If there’s one argument to be made for Japan’s uniqueness, its the only country I know of where people will bet on miniature robot horse races with betting tokens that they pay money for, but can’t cash in.
As far as I can tell, the “medal” games pretty much only appeal to elderly people who don’t want to pay for heat or aircon at home, depending on the season. With games like Dinoking paying out like they do, it is pretty much impossible to run out of medals.
The horse race game is fun for 5 minutes.
“video game arcade pachinko”
Okay, I must have missed the “video game arcade” bit there, sorry.

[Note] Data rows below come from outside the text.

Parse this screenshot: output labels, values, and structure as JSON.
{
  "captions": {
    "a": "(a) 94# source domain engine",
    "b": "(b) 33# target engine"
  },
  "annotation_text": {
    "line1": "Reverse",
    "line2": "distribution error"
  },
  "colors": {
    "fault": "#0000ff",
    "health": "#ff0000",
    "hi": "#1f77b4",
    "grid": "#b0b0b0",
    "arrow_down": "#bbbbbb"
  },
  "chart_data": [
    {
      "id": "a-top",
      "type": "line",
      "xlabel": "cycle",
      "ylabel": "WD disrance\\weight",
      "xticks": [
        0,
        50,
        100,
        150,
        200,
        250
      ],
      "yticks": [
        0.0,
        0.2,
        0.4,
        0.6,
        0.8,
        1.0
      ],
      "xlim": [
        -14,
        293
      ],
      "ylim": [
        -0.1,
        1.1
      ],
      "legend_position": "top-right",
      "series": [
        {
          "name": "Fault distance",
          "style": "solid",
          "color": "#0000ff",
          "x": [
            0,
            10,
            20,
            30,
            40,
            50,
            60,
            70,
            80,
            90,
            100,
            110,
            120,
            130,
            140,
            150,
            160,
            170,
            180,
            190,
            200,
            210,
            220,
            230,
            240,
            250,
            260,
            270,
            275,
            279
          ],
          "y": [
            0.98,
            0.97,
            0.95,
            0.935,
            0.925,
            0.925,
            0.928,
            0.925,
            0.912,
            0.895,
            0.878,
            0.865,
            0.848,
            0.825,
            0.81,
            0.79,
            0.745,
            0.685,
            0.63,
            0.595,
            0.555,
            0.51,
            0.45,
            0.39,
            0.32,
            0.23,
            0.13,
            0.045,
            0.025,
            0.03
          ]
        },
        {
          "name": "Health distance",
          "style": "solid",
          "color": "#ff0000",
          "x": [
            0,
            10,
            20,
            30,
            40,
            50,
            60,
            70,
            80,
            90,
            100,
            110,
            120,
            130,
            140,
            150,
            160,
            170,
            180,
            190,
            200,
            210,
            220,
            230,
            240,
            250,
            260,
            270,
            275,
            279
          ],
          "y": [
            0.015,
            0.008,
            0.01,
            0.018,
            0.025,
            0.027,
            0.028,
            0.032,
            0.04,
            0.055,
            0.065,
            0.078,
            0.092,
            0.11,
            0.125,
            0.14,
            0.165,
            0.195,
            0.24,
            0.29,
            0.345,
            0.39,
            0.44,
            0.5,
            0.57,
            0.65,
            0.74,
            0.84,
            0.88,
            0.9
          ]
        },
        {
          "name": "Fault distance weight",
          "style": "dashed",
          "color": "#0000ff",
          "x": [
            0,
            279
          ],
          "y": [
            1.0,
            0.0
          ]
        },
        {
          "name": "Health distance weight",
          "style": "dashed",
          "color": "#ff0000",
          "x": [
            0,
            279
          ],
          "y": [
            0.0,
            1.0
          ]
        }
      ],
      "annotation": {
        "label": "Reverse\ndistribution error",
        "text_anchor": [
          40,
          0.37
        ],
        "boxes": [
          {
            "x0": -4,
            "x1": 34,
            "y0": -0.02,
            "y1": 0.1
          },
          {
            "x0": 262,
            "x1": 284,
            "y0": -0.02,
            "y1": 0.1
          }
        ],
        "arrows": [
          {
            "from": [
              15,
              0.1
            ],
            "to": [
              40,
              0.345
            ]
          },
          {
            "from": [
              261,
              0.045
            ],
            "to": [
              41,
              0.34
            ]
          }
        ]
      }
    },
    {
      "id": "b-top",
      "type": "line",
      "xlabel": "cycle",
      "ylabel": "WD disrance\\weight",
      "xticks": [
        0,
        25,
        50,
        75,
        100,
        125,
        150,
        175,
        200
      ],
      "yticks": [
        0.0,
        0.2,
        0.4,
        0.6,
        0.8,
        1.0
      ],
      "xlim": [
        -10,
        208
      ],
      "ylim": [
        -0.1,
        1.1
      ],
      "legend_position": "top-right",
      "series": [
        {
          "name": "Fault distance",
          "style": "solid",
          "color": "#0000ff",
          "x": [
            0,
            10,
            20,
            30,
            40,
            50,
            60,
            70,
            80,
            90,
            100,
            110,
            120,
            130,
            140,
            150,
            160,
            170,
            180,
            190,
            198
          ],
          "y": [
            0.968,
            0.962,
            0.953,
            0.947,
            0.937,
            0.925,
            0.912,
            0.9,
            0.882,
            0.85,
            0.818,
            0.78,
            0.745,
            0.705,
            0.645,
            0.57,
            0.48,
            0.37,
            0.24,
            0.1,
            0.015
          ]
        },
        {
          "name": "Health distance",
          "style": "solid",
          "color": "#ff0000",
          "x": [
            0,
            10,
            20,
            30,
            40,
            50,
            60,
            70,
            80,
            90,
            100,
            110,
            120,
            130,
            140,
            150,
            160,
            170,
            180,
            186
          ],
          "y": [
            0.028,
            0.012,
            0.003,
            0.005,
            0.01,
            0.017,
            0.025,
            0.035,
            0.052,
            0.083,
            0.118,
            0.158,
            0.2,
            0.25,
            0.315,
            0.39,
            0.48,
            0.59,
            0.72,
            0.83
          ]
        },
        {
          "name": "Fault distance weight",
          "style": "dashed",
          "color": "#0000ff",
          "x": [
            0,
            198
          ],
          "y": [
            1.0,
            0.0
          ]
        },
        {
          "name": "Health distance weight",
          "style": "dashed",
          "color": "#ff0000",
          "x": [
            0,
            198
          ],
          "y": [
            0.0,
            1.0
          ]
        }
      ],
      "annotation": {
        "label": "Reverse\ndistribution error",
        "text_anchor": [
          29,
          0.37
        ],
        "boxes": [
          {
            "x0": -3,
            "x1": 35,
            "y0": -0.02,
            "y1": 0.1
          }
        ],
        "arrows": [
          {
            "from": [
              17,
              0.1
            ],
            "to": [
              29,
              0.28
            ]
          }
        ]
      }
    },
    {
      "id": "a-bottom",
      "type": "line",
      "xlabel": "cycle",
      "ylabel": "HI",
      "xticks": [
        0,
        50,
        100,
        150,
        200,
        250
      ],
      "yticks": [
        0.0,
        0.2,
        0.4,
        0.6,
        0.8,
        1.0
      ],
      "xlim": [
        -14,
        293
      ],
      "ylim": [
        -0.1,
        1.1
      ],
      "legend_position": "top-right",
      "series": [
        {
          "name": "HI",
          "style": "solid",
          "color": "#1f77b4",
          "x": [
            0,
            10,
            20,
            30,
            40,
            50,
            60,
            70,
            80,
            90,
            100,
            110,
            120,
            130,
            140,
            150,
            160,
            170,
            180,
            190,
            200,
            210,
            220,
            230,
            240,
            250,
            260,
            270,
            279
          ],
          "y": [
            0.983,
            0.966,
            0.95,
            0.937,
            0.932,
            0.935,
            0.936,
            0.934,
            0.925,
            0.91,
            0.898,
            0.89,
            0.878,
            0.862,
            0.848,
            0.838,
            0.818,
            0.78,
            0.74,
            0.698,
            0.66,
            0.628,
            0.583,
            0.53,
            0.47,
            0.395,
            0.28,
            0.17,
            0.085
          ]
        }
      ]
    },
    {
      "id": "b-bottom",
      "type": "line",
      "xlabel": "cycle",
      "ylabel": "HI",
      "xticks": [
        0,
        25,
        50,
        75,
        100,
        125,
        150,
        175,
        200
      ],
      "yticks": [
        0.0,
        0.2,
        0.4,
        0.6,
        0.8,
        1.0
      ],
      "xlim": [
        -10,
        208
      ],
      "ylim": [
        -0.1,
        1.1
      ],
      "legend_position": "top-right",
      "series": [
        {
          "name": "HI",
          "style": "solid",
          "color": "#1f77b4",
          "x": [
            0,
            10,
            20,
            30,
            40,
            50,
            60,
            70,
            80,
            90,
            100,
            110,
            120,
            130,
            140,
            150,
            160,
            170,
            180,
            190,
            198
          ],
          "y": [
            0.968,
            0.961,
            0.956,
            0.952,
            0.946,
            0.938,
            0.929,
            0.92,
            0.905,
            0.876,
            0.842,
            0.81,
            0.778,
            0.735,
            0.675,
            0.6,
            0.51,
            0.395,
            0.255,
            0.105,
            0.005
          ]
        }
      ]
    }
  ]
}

“As far as I can tell, the “medal” games pretty much only appeal to elderly people who don’t want to pay for heat or aircon at home, depending on the season”
I dont think the appeal is that small. When I went to arcades in Kyoto, I would see the medal machines packed with young people. Many of them were there with their dates, since most machines seat two and have two medal-shooters. The only thing weirder than the concept of “pachinko dates” and “medal game dates” seems to be the reality that they’re actually popular, at least in Kyoto.
“With games like Dinoking paying out like they do, it is pretty much impossible to run out of medals.”
Wow. I used some of my er, research subsidy to see if it was possible for a gaijin like me to enjoy those games and it was definitely not impossible for me to run out of medals. Many times 🙁
“The horse race game is fun for 5 minutes”
Actually a friend and I figured out a way to make this fun. It involves setting it up as a competitive game and *caring way too much.* Its no fun to just drop a few medals on a piece of plastic, but what if you pretended like it actually mattered? Cheering your horse on and then cursing, loudly, when it lags behind in the final stretch and your dreams of a new car are shattered is oodles of fun. This experience goes best with potato shochu.